Adding measures that would raise sensitivity of ROP testing to 100% would make sure all infants are properly screened, even if it means more infants need to be examined.
Adding measures that would raise sensitivity of ROP testing to 100% would make sure all infants are properly screened, even if it means more infants need to be examined. Photo: University of Iowa. Click image to enlarge.

Infants born preterm are at risk for a range of developmental issues, and the visual impairment arising from retinopathy of prematurity (ROP) can take quite a toll on quality of life, so accurate screening and swift intervention are critical. While current models to predict visual impairment catch most children, these are due for an update to include more than just weight and gestational age, says a new study in JAMA Ophthalmology. A group of investigators looked at the prognostic impact of intravenous feeding (i.e., parenteral nutrition duration or PND) on ROP, since the relationship is not well-documented. Doing so could improve prediction models to optimize disease management by helping specialists discern high- from low-risk infants.

The goal of the researchers was to update and validate prescreen and screen prediction models to include all ROP-screened infants despite gestational age, as well as to incorporate the influence of PND.

Premature infants from the Swedish National Registry born from 2007 to 2020—11,139 in all—were retrospectively assessed for ROP diagnosis. PND was studied in relation with ROP overall and cases needing treatment.

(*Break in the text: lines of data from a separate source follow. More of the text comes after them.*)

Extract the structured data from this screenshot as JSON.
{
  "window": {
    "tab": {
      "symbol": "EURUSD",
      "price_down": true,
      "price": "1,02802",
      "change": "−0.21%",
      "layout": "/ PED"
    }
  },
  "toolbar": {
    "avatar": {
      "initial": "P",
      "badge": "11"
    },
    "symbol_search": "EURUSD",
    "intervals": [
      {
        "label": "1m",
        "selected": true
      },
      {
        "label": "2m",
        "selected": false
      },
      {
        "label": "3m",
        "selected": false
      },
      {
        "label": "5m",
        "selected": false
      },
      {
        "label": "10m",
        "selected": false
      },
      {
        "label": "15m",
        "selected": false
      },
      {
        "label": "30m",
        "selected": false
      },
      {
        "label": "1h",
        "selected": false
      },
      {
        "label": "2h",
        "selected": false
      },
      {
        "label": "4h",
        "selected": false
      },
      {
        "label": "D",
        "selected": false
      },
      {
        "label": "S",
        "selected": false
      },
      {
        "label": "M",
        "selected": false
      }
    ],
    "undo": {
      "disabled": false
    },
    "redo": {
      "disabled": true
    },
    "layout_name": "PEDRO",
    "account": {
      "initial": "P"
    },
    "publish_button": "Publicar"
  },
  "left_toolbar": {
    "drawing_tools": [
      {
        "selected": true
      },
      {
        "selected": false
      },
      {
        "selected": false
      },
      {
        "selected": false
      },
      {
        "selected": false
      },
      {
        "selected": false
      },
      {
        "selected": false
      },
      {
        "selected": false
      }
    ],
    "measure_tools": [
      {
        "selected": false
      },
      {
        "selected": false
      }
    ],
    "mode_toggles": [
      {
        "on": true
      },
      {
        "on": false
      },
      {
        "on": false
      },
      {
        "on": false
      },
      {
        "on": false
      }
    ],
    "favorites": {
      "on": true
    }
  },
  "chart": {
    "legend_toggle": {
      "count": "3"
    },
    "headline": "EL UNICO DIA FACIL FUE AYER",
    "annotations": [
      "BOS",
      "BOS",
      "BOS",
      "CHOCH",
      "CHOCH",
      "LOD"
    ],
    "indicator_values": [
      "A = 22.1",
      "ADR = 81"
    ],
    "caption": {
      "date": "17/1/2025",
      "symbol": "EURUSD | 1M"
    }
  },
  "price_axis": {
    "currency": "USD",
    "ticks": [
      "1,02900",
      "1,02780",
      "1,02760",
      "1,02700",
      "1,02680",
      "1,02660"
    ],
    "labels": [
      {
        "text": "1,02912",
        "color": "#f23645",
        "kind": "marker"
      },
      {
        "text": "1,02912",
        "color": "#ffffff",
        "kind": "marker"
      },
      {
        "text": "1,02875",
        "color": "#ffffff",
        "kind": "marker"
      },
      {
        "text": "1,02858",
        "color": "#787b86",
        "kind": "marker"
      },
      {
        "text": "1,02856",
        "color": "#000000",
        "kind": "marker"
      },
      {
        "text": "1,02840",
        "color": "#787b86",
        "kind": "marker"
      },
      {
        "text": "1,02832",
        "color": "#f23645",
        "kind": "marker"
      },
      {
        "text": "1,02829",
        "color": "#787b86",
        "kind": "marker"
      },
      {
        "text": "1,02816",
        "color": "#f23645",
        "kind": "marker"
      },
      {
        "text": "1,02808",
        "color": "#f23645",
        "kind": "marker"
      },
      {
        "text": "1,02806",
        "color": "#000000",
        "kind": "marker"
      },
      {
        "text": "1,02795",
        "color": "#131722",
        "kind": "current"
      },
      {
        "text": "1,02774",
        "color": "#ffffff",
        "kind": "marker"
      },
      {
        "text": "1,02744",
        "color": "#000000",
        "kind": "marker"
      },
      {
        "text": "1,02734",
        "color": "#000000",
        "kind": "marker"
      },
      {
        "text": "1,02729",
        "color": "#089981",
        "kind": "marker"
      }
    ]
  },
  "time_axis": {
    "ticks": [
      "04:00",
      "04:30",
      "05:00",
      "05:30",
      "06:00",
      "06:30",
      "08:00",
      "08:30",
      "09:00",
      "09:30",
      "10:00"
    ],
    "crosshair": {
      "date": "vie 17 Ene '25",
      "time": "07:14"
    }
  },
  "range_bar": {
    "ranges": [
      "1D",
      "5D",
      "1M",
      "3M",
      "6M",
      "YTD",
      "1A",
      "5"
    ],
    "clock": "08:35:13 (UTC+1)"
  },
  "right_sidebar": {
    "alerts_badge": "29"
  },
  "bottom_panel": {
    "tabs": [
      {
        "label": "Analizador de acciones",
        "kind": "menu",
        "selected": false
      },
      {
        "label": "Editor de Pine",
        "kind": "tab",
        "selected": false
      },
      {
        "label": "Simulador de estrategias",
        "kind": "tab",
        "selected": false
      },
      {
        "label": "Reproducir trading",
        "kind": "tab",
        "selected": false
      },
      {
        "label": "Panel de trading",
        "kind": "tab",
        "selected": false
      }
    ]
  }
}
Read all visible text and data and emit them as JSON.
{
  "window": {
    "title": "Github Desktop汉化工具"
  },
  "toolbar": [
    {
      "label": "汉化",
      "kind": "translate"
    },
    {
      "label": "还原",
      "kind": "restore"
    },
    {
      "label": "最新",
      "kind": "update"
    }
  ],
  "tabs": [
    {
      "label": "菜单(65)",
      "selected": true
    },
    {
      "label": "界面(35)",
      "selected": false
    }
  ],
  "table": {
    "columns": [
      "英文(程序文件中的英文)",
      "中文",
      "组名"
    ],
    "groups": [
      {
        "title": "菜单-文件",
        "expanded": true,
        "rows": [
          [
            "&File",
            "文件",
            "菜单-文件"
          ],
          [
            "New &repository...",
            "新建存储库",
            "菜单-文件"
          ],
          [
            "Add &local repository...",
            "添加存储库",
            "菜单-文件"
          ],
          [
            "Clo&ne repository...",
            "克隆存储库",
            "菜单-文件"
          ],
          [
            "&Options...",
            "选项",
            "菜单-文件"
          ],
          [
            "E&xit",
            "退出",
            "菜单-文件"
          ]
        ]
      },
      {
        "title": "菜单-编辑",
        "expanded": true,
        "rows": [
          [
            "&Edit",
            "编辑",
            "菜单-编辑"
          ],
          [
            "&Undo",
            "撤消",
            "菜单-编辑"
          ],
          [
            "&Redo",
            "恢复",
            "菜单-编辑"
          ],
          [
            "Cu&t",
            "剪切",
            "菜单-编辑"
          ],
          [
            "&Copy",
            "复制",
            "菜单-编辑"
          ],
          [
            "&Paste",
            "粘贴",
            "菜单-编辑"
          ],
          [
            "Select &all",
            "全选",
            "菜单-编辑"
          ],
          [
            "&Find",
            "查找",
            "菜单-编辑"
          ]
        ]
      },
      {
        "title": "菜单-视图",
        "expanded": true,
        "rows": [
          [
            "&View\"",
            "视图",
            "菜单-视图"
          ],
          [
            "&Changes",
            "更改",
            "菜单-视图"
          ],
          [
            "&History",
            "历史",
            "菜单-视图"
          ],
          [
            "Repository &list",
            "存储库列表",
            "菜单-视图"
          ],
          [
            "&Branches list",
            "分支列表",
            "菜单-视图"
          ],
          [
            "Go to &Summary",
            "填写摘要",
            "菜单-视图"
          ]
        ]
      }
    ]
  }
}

Of this large cohort, 45.5% were female and mean gestational age was 28.5 weeks. ROP developed in 29% of infants and treatment was given to 5%. Parenteral nutrition of less than 14 days was administered in 65%, while 21% had PND that persisted for longer than that time. A meaningful 14% had unknown PND status. The supplemental nutrition was additionally found to be correlated with severity of ROP, and infants that displayed 14 or more days of intervention had 84% higher odds of developing any ROP and 120% higher odds of ROP treatment than those with less than 14 days persistence. This subgroup also displayed higher odds of any ROP and of severe ROP that needs treatment.

Based on these differences, the authors conclude in their article that “continuous research on neonatal nutrition for premature babies is warranted,” since infants needing treatment was significantly higher for those needing IV nutrition greater than 14 days.1

Previous literature has showed that PND, gestational age, birth weight and length of oxygen are all independent predictors of any ROP. One study indicated PND of more than 10 days was predictive of needing ROP treatment, while another developed a prognostic model that mapped more than 13 days of PND to be a significant predictor for type 1 ROP development. It may not just be related to duration of IV feeding, but also to volume. One prior investigation found the volume of PND during week two, but not week one, related to severe ROP outcome.

The authors found in this study that PND was also greater in girls than boys, especially with lower gestational age, when ROP needs treatment more often. The disease progressed faster for those who needed IV treatment longer, independent of gestational age. Because of this, they argue that “further investigation of the mechanism behind early sex-specific effects of parenteral nutrition and its relation to intestinal and neovascular development as well as accelerated progression of severe ROP is needed.”

In an invited commentary also published in JAMA Ophthalmology, one author points to this work’s withstanding effects. Two decades ago, their model led to using slow postnatal weight gain to surrogate for low-serum growth factors, which limits retinal vascular endothelial growth factors activity and leads to ROP, as well as initiating development of many ROP models.

This author argues, though, that this original research adds to the field where other studies have fallen short. While many previous studies have attempted to reveal other factors contributing to ROP, independently associated factors of sepsis, thrombocytopenia and nutrition only add minimal additional predictive value over models using birth weight and gestational age.

Typically these two factors alone are insufficient, since a small number of infants with greater birth weight and gestational age do develop type 1 ROP, making screening levels higher and lowering specificity.

The author posits that improving sensitivity to 100%, as this new model has, highlights that conventional criteria are not all there is to use. This model, however, can include outlier infants with type 1 ROP without subjective criterion, effectively including all who are at-risk, which could not have been achieved before using the standard two factors.

The commentary author ends with a concrete call-to-action: “We should, at a minimum, add a straightforward postnatal weight gain criterion, such as less than 200g weight gain during any 10-day period over ages 10 to 40 days, to raise the sensitivity of the ROP screening guidelines to 100%, and we can continue to use simple birth weight and gestational age thresholds, which can safely be lowered.”2

1. Pivodic A, Holmström G, Smith LEH, et al. Prognostic value of parenteral nutrition duration on risk of retinopathy of prematurity: development and validation of the revised DIGIROP clinical decision support tool. JAMA Ophthalmol. June 29, 2023. [Epub ahead of print].

2. Binenbaum G. Retinopathy of prematurity screening—asking the proper question. JAMA Ophthalmol. June 29, 2023. [Epub ahead of print].